Could DCC ever call an end to "Mineral Madness"?

Whilst DCC's Local Aggregate Assessment (LAA) seems a more balanced document than many of the past, with a comprehensive overview of Devon's aggregates market, in the end actions and allocations of Preferred Sites will speak louder than words. Nevertheless there are signs, possibly, that DCC has listened to the representations made at the meeting on 26 April and in the public  consultation on the issue of need.
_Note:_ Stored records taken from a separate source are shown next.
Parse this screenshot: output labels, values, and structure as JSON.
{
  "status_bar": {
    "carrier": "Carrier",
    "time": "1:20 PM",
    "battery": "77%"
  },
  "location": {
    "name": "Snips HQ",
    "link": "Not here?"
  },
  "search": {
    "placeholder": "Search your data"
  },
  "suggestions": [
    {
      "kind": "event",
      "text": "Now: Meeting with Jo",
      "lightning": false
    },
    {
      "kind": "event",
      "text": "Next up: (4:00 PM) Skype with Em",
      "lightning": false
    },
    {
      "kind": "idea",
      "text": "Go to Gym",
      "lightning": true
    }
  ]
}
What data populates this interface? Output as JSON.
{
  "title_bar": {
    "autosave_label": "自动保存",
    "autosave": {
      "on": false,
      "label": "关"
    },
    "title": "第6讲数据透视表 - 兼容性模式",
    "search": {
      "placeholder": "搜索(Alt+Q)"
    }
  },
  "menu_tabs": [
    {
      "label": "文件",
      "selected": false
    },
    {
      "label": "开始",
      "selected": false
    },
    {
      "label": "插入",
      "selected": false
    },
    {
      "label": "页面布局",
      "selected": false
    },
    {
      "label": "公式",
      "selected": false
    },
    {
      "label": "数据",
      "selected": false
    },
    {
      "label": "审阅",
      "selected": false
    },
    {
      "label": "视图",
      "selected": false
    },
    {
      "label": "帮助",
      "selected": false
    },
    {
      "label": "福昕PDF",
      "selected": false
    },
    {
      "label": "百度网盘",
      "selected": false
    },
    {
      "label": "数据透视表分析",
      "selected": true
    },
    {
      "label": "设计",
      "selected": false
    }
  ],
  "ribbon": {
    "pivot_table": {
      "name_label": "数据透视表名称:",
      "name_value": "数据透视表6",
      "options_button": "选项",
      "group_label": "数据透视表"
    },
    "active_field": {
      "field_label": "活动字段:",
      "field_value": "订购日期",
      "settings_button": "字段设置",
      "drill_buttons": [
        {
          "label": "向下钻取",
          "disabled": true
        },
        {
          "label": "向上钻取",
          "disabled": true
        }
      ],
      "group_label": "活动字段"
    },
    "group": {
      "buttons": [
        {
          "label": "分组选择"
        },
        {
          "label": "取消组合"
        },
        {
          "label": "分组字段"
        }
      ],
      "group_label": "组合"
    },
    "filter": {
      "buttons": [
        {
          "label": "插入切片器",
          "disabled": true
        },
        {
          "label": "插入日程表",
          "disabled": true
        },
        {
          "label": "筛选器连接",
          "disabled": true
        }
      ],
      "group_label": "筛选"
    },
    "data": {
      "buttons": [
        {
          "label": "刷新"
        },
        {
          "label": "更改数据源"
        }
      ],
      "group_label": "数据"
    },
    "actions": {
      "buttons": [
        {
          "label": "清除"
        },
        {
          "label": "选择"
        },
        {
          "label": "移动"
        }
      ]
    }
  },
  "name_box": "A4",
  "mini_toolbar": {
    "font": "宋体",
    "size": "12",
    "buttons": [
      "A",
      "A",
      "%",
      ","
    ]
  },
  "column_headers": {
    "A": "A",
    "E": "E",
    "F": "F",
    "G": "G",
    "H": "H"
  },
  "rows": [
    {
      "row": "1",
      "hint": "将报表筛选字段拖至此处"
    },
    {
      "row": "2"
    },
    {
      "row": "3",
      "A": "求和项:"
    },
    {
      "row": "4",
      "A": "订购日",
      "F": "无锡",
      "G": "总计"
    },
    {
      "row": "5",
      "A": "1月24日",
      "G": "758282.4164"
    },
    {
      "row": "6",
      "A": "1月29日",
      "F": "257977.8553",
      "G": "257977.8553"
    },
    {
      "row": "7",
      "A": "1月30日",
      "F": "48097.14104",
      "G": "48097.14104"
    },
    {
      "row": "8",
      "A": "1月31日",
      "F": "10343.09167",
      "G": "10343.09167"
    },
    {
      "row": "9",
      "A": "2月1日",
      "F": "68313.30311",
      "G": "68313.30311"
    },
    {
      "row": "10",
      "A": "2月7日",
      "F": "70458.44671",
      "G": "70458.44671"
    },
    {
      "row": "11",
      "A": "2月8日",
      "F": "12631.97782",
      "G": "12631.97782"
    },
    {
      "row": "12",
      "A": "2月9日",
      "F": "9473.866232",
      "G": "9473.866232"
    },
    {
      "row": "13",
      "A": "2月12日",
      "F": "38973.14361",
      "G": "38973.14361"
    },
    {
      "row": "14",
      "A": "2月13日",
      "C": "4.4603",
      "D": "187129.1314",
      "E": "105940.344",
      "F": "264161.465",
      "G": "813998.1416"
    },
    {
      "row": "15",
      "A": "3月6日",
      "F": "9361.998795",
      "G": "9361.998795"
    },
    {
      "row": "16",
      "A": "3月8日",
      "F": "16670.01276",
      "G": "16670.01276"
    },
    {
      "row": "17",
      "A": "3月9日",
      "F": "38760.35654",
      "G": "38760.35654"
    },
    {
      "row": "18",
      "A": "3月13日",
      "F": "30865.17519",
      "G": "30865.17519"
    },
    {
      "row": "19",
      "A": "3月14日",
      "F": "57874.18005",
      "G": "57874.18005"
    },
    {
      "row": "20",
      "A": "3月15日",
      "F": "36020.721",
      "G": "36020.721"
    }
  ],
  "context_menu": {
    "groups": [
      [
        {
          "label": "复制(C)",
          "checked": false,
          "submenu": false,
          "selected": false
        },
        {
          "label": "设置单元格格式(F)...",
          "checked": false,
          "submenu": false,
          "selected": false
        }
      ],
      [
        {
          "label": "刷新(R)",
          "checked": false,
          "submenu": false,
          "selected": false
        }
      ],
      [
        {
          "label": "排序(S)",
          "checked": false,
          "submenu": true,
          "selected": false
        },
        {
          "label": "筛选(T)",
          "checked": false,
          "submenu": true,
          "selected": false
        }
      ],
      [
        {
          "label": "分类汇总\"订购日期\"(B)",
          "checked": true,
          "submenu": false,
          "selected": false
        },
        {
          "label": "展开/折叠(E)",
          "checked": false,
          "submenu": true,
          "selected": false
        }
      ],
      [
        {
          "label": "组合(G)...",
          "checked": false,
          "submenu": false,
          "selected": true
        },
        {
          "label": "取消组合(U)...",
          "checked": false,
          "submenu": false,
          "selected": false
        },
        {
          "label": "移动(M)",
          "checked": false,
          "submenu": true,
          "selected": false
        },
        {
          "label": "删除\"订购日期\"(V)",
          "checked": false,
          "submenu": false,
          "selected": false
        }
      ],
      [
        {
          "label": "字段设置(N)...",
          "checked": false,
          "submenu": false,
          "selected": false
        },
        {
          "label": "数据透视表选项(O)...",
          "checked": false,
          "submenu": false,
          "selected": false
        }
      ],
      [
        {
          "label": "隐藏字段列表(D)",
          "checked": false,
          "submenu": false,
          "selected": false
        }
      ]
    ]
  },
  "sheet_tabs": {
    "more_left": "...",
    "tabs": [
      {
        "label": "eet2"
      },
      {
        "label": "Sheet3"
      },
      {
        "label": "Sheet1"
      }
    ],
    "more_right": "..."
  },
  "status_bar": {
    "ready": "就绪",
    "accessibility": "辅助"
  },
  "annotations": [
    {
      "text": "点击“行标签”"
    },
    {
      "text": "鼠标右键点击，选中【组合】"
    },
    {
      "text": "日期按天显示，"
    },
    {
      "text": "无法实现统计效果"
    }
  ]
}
In the LAA for example:

  • Devon has the capacity to support increased production of secondary and recycled aggregates
  • there is potential for increased substitution between the different types of aggregate, including the use of crushed rock fractions instead of sand and gravel
  • during the later part of the period to 2031 covered by the LAA, some of the sand and gravel supply previously delivered from Devon will be met from Somerset
  • indicating a potential need for this Plan to provide for further sand and gravel resources if the minimum landbank of seven years is to be maintained to 2031, subject to monitoring through future iterations of the LAA (our emphasis)
  • A more appropriate method is the use of a weighted ten year average, with greater emphasis given to the figures in later years than those earlier in the ten year period

On the flip-side, the LAA points out that:

  • [the] Minerals Plan will need to consider the relationship between the location of the reserves making up the landbank and the spatial pattern of working to be pursued
  • it would be unwise to assume that full substitution of one resource by another is feasible, or always desirable, as technical requirements may constrain this
  • Information from the minerals industry [Devon Stone Federation (2012)] highlights the particular qualities of the Pebble Beds resource

So whilst DCC's position may have shifted, it might only be towards a more balanced discussion, and it remains to be seen how the Council will support increased substitution by secondary, recycled and crushed rock fines, and allow for this in its forecast shortfall for sand and gravel. It is nonetheless a welcome indication of local people having some small influence in Devon's corridors of power, but not enough to become complacent. The irreparable loss of Devon farmland is at stake, and DCC has a long way to go before it embarks on a campaign on behalf of its electorate, as Staffordshire County Council did in 2010 by calling to end "Mineral Madness", prompting a "new allocation system [resulting in] ten million tonnes less quarrying over the next decade across the county".